« J'ai voulu participer à cet atelier parce que je trouve qu'on ne parle pas assez des violences faites aux femmes et qu'il faut en parler ! » : les neuf adolescentes - dont quatre sont élues au Conseil municipal des jeunes - réunies à la Maison des jeunes (MDJ) cet après-midi, pour la clôture de « Femmes puissantes : touche pas à ma pote ! », sont unanimes. Animé par Sophie de la MDJ, cet atelier les a occupées trois semaines, chaque soir de 17h30 à 18h30. Il a notamment fait intervenir la brigadière-chef Carine Bianucci du commissariat de Martigues, spécialisée dans la lutte contre toutes les formes de violences au sein de la police nationale, qui a présenté un exposé complet sur le sujet des violences faites aux femmes : « Nous avons appris beaucoup de choses », commentent les jeunes, découvrant toutes les formes différentes que peuvent revêtir ces violences. « Je ne savais pas que l'excision existait, j'ai été choquée ! », précise Elyne. La policière leur a aussi enseigné les codes pour demander de l'aide en toute discrétion : « par exemple entrer dans un restaurant et dire qu'on cherche Angela », pour signifier qu'on est victime de harcèlement de rue. 

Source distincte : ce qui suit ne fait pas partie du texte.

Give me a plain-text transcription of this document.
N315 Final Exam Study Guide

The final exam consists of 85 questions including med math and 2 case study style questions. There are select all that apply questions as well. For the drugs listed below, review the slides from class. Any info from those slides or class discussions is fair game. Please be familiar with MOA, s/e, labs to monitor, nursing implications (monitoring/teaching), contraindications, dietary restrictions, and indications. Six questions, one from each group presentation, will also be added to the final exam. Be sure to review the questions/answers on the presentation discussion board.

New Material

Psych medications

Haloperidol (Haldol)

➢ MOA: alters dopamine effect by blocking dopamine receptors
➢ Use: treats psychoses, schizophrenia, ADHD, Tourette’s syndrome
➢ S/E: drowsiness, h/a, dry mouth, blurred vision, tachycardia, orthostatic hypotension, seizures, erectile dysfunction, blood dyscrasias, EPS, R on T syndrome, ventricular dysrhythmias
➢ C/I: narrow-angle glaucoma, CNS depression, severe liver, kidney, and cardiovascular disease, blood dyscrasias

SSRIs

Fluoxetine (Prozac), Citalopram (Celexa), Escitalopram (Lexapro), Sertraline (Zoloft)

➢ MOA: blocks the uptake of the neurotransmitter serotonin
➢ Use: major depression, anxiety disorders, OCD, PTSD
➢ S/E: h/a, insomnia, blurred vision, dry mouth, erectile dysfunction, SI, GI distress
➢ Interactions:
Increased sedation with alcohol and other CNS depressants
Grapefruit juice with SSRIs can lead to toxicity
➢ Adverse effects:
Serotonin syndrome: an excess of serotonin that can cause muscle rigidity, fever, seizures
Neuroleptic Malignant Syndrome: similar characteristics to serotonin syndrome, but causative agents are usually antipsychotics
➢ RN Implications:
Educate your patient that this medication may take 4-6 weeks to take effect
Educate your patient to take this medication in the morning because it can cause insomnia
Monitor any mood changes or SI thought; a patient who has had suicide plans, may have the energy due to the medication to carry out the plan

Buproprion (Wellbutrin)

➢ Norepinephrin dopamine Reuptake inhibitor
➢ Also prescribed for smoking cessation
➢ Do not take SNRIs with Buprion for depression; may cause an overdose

Le cœur du projet a consisté en la réalisation de quatre saynètes en vidéo, illustrant les parcours de quatre « femmes puissantes » victimes de violences et qui ont su en faire une force pour marquer leur époque : l'actrice Hedy Lamarr, la gymnaste Nadia Comaneci, la mathématicienne et physicienne Catherine Johnson et l'animatrice, productrice et éditrice Oprah Winfrey. Sur la base de leur vécu, la comédienne et metteuse en scène Christine Hinque, qui intervient régulièrement auprès des jeunes avec sa structure H et Compagnie, souvent sur des sujets comme la confiance en soi ou la prise de parole en public, a proposé aux adolescentes fosséennes des scénarios, qu'elles étaient libres de s'approprier. « Nous nous sommes beaucoup amusées », témoignent les jeunes filles. « Elles ont été impliquées tout de suite, c'était un groupe exemplaire », apprécie Christine Hinque. L'animatrice de la MDJ approuve : « Elles ont pris sur leur temps personnel et modifié leur planning pour pouvoir être présentes tous les soirs. » Mylène Reginato, coordinatrice du CLSPD qui travaille (entre autres) sur le sujet tout au long de l'année, observe : « Elles étaient prêtes, parce qu'elles avaient été sensibilisées aux violences sexistes et sexuelles auparavant, par le volet Prévention du CLSPD. »

Ont donc été mises en scène des situations du quotidien où le thème des violences est suggéré : une fille traité d' « intello » parce qu'elle est trop brillance à l'école, qui finit par abandonner ses cahiers pour obéir à la pression des copines, une autre à qui ses parents refusent d'aller faire des études dans une grande ville, alors que son frère jumeau, qui a pourtant des résultats moins bons, y est autorisé, une sportive harcelée par son entraîneur, ou encore une fillette qui passe toutes ses vacances chez son oncle, dont on comprend qu'elle y est abusée...Très enthousiastes à l'issue de l'atelier, plusieurs jeunes filles en ont fait une restitution au collège, en cours de français, devant leurs camarades de classe. « Nous disposions d'un quart-d'heure au départ, mais il y a eu tellement de questions que la prof nous a laissées toute l'heure », se félicitent Alexa et Elyne. Carla, de son côté, a réalisé un diaporama sur le thème qu'elle a également présenté en cours. « On les a vues évoluer tout au long du projet, elles ne sont plus les mêmes », observe Mylène Reginato. Et Christine Hinque de conclure : « Je trouve cette action magnifique parce qu'elle fait de ces jeunes des ambassadrices ». Puisse cette génération faire que le fléau des violences faites aux femmes disparaisse en tant que phénomène systémique ! Un garçon était inscrit à l'atelier mais n'a finalement pas pu y participer. Dommage, mais partie remise.